Hang around any Nintendo-themed internet forum, and you're bound to find similar posts over and over, all declaring the same thing: The Wii needs more party games!
Alright, obviously that's not the case. The poor little Wii has more party games than it knows what to do with, making it difficult for new entries in the genre to get a gamer's attention. After all, doesn't everybody who wants a party game already own one? Do we need more? As the old Zen kōan goes, if a party game is released in GameStop and nobody cares about it, does it make a sale?
We can't answer these questions, but we can say that despite the fact that it might have the single most generic name imaginable, Family Party: Fitness Fun is a pleasant surprise among the sea of middling, effortless party games.
Featuring a total of 30 very different events (though about one fifth must be unlocked), this release gets off to a very good start simply because of the variety of activities on offer. No two feel much alike, and that's a pretty remarkable feat. Toss in balance board support and you'll find an additional way to mix up the proceedings, though to wring full enjoyment from the package it's not really necessary.
Each game can be played by up to four players, sometimes in teams depending upon the nature of the event. If fewer than four people are playing, the computer will take over the vacant slots. Players are recognisable by their colour and the avatar they've selected, making it quite easy (usually) to keep track of your character during play.
While not officially designated as such, the games themselves tend to fall into one of several types: Sports (squash, basketball, etc.), Fitness (weight lifting, dieting, and so forth), Brain Training (selecting ascending numbers, guiding balls into receptacles, etc.) and American Gladiator-like competitive events (mine cart racing, being fired upon as you cross a bridge, and so forth).
The variety included, however, is something of a double-edged sword. On the one hand, it more or less assures that everybody in the room will have at least some number of events that they enjoy. On the other hand, if you only enjoy one type of event, you might feel that all of the others go to waste. Fortunately, you can organise a schedule of events before the competition begins, which will allow the players to avoid any games that they don't particularly enjoy without having to return to the menu.

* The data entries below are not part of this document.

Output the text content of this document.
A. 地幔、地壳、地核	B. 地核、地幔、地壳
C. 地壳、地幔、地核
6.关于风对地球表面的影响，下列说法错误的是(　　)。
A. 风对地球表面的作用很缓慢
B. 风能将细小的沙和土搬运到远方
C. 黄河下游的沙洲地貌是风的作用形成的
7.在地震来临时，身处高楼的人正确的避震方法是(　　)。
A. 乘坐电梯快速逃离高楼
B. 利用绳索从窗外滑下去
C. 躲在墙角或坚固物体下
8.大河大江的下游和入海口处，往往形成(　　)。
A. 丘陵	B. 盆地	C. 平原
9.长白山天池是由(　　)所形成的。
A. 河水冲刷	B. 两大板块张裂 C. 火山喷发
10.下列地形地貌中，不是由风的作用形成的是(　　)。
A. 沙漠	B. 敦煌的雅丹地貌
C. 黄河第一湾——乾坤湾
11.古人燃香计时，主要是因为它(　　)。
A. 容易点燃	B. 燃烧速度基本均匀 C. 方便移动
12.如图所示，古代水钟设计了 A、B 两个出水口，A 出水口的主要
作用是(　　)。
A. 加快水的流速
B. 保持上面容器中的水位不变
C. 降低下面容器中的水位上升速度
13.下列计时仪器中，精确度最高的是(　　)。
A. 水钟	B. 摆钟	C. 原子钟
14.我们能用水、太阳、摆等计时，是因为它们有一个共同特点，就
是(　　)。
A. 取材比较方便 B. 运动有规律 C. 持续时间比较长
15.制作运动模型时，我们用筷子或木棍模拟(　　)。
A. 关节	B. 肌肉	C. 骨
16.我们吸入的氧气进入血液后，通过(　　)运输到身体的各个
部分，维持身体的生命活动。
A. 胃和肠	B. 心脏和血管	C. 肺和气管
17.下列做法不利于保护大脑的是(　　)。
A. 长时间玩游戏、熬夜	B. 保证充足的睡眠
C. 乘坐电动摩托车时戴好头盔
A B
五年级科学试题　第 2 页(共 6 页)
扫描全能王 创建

After each event that you've scheduled, the game will tally the points and you'll see how you rank against the other players both for that event specifically and in general. No bonus points or other equalising factors come into play throughout or during the final scoring; what you've earned is what you get, so make sure you do well in these events! Following the last game, you'll be treated to a short (skippable) ceremony for the first, second and third place winners. (Sorry, Lasty!)

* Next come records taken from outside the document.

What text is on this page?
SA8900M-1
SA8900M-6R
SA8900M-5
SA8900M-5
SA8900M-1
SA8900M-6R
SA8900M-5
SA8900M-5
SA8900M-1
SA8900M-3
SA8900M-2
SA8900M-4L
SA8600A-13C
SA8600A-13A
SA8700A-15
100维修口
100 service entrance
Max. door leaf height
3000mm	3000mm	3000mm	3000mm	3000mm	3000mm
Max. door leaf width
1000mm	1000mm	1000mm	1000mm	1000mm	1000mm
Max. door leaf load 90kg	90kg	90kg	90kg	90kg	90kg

There's no larger overworld or game board from which events are selected, meaning that the mini-games are not only the main attraction – they're the only attraction. But fortunately, while this may feel a bit simplistic, it does not feel slight, as it's clear that the effort was well spent on what's there.
Most of the events control quite well. There are a few exceptions (Dodgeball seems particularly fickle, and Red Light Green Light is the stuff of mini-game nightmares), but on the whole, the controls react about as well as one can legitimately hope. Some of the games opt for a cheap waggle where a button-press would better serve the experience, and you'll sometimes find yourself using the D-pad to guide crosshairs that really should be IR-controlled, but aside from these periodically baffling choices, it's a fun and tight experience once you know what to do.
Unfortunately, very few of the games are intuitive enough to let you dive right in. You may know how to play paintball, for example, but you don't know how this game wants you to play paintball, and even though similar actions appear in many games (moving, throwing, firing) they are almost never controlled the same way twice. This means that you and your friends will spend a lot of time reading on-screen instructions and viewing tutorials. These are optional, which is certainly a good thing, but we wish you the best of luck trying to figure out how to play these games without them.
Visually, the game is nothing much to speak of. In many events the screen will split into four equal boxes that seem a bit cluttered, but with the exception of Squash (in which each of the four boxes is further subdivided into another four boxes!) the action never becomes overwhelming. The music, as well, is unremarkable, but it's pleasant enough and never becomes an annoyance.
Though flawed, Fitness Fun is still more rewarding than many other party games on offer. It may not be the pinnacle of the genre, but it manages to stand out from the crowd by virtue of its tight controls, welcoming flexibility and varied gameplay. The presentation might look a little cheap, but most of the games are both fun and addictive. It's unlikely that the waggling will make you particularly "fit," but the "fun" in the title is one word with which we certainly can't argue.